I’m a solitary person. I don’t mind people. As long as there aren’t too many of them. And they’re not too noisy. And they don’t inflict small talk on me.
I’ve discovered that this makes it much easier for me to spend time with women than men. When women talk, they also listen. When I listen, they talk more and don’t think I’m being strange by being silent.
When men talk they don’t listen, they compete: for air-time, for status, for approval. What they say is less important than how they are heard. Listening, or at least appearing to listen, is a sign of submission or perhaps an acceptance of fraternity. I’ve never figured out how to talk to men without either being bored or ending up in an argument that is heavy on emotion and light on facts. Perhaps I just know the wrong men.
Way back in the last century, when I was young and thought my inability to connect came about not because I’m different but because I was missing something, I studied ethnomethodology to try and make sense of things. I read Goffman’s “Presentation of Self In Everyday Life” and Garfinkel’s “Studies in Ethnomethodology“. I was encouraged to look at interactions as data and behaviour as problematic. So I did and I learned two things: this emperor wore no clothes and sociologists had no sense of humour.
I moved on to poetry to try and figure out the things others see that remain invisible to me. Of course, what I found was the things I see described in words that made more sense of them than I did.

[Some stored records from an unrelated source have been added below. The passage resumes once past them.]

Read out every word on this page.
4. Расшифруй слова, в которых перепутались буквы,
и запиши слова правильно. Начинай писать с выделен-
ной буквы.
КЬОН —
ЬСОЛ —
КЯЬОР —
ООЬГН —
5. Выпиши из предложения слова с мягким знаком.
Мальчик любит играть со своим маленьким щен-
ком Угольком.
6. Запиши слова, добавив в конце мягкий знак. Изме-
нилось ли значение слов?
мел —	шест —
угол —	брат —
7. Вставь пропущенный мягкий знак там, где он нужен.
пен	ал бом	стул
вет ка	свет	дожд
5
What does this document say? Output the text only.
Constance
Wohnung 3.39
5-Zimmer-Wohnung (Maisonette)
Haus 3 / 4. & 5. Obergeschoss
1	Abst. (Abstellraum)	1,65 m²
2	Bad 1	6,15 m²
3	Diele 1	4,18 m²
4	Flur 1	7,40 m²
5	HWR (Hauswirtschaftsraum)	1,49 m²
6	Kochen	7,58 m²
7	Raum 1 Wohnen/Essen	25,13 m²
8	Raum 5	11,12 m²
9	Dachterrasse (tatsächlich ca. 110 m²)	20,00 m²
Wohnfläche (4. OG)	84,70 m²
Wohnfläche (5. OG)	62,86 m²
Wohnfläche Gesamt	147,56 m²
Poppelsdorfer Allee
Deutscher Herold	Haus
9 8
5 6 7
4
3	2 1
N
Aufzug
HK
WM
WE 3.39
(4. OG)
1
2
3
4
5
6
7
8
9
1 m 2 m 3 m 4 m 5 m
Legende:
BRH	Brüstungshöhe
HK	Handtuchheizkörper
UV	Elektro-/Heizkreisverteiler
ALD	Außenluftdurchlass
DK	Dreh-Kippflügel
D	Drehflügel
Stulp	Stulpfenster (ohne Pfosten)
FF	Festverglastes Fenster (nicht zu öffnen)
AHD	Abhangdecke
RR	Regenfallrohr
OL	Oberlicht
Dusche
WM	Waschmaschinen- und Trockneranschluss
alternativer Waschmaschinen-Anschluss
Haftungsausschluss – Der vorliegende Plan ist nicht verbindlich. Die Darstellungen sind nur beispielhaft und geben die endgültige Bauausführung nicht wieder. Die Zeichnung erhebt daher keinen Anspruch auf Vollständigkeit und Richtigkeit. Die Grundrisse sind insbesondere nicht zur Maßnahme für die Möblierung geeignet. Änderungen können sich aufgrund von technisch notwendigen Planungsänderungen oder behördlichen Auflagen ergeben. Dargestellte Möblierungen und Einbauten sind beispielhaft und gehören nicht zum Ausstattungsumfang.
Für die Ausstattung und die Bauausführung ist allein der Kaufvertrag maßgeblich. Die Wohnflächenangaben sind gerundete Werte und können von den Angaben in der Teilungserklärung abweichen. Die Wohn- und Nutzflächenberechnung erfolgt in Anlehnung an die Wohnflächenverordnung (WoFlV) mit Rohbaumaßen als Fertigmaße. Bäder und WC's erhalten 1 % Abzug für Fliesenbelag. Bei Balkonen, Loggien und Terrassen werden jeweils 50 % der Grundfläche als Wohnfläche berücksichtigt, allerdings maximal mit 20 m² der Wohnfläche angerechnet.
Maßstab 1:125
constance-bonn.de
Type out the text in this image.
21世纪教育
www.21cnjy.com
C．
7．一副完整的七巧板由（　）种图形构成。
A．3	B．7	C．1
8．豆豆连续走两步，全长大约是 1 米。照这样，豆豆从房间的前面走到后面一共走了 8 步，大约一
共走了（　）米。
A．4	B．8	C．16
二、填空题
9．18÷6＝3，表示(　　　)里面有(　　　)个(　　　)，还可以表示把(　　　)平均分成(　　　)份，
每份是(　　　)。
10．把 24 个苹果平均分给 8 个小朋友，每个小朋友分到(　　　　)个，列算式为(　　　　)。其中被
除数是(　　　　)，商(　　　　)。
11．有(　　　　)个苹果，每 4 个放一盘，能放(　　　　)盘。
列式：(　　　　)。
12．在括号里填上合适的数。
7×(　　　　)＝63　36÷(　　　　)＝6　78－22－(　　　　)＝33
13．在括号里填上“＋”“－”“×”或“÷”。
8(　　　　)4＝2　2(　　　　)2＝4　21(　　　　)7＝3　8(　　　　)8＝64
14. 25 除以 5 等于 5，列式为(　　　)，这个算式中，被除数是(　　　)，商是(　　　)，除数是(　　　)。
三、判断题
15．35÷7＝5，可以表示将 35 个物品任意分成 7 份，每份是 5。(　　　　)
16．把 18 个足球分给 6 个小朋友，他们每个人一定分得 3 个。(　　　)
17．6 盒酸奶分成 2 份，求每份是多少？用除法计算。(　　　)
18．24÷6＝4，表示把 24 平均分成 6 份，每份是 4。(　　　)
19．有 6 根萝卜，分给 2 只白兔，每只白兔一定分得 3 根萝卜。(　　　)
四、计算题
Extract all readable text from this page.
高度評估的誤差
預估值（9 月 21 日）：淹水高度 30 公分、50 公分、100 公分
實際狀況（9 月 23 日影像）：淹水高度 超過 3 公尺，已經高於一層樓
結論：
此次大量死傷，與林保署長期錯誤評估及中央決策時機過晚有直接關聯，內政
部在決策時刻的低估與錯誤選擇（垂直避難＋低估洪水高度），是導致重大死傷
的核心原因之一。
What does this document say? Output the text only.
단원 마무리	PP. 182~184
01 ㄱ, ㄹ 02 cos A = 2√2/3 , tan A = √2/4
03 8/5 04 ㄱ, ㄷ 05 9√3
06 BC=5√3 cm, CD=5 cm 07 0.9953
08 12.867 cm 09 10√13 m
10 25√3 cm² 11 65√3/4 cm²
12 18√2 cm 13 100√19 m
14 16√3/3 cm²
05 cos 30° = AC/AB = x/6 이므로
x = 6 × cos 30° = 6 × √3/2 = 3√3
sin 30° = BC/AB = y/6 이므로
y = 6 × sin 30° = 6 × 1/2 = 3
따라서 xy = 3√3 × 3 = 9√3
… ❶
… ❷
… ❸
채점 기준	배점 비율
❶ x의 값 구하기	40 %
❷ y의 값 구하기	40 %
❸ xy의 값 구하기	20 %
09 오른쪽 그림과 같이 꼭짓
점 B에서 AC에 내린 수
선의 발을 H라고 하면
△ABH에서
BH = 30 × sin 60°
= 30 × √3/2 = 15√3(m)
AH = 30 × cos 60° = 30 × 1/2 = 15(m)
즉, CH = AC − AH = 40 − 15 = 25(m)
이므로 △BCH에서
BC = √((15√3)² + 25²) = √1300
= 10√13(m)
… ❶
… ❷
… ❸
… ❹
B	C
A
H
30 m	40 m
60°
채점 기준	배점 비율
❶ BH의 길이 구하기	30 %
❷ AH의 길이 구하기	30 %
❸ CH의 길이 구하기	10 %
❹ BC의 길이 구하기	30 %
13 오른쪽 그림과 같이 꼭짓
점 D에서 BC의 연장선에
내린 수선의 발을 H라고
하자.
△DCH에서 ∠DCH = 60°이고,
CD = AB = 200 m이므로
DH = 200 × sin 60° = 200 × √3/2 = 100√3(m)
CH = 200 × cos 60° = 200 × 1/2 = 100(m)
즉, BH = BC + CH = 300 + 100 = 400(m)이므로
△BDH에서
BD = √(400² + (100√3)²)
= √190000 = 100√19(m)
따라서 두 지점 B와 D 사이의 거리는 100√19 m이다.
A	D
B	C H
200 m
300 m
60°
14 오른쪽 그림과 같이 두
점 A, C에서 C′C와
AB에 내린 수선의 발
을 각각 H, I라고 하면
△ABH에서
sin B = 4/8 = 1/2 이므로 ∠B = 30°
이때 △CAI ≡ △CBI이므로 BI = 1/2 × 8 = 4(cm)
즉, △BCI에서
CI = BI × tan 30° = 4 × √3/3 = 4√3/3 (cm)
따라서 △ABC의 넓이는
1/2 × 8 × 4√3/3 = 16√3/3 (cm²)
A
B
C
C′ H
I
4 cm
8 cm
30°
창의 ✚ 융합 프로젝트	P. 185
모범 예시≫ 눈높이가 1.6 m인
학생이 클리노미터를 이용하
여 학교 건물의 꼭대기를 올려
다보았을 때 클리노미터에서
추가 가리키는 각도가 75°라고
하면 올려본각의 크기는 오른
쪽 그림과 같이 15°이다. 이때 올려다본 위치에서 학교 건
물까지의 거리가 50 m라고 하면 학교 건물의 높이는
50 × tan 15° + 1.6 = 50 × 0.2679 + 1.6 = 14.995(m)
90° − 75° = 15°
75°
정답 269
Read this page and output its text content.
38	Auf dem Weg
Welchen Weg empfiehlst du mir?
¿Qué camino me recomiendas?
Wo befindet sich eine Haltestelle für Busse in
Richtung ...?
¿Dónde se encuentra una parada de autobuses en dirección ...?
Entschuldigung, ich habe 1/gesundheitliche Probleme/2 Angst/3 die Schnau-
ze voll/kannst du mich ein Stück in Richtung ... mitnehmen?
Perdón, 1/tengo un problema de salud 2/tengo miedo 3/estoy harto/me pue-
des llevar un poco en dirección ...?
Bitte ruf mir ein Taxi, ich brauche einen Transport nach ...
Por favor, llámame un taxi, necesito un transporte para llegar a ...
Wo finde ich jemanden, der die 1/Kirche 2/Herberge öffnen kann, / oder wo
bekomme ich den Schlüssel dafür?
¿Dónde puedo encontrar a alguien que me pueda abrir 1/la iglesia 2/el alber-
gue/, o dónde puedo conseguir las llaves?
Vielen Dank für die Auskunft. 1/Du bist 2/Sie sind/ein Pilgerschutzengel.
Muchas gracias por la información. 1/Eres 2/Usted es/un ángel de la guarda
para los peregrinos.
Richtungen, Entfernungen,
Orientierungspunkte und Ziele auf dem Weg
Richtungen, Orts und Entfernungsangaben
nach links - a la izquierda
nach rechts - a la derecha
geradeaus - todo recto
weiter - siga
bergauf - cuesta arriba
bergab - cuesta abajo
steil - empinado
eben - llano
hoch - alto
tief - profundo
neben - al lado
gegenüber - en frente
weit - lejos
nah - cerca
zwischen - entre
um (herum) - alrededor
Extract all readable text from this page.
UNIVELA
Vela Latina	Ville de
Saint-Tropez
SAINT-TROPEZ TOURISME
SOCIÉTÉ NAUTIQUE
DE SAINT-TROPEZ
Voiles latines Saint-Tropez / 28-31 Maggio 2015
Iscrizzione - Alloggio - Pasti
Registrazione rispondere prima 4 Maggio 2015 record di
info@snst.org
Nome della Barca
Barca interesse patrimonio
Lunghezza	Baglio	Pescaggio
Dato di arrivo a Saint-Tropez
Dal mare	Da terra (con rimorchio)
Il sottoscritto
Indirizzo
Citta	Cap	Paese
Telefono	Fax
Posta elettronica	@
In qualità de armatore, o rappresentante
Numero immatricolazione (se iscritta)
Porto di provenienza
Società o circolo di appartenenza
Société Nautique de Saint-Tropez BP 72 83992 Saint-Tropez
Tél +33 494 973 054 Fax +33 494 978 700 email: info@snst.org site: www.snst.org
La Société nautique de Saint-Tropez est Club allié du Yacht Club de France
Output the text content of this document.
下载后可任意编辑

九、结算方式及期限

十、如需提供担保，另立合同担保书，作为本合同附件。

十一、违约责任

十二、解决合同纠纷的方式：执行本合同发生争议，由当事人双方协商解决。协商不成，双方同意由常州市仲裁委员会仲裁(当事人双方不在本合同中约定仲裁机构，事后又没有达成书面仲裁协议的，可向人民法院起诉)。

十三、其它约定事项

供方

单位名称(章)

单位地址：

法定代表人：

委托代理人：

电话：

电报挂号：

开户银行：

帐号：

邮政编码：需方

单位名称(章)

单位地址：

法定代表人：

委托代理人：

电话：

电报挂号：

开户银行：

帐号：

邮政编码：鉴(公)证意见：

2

Wendy Cope does that. In “Men Talking” she captures, in less than sixty words, the experience of being in a group of extrovert men while they talk at each other. I wonder how many words it would have taken Goffman or Garfinkle to describe the same thing and whether I would have recognised what they were talking about when they were done?
These days, I don’t do ethnomethodology any more. It seems to me like a paint-by-numbers guide to social situations for people who can’t master perspective well enough to draw for themselves.
I do do poetry. It hasn’t helped me with small talk or talking with men but it’s given me something to think about while they talk to each other.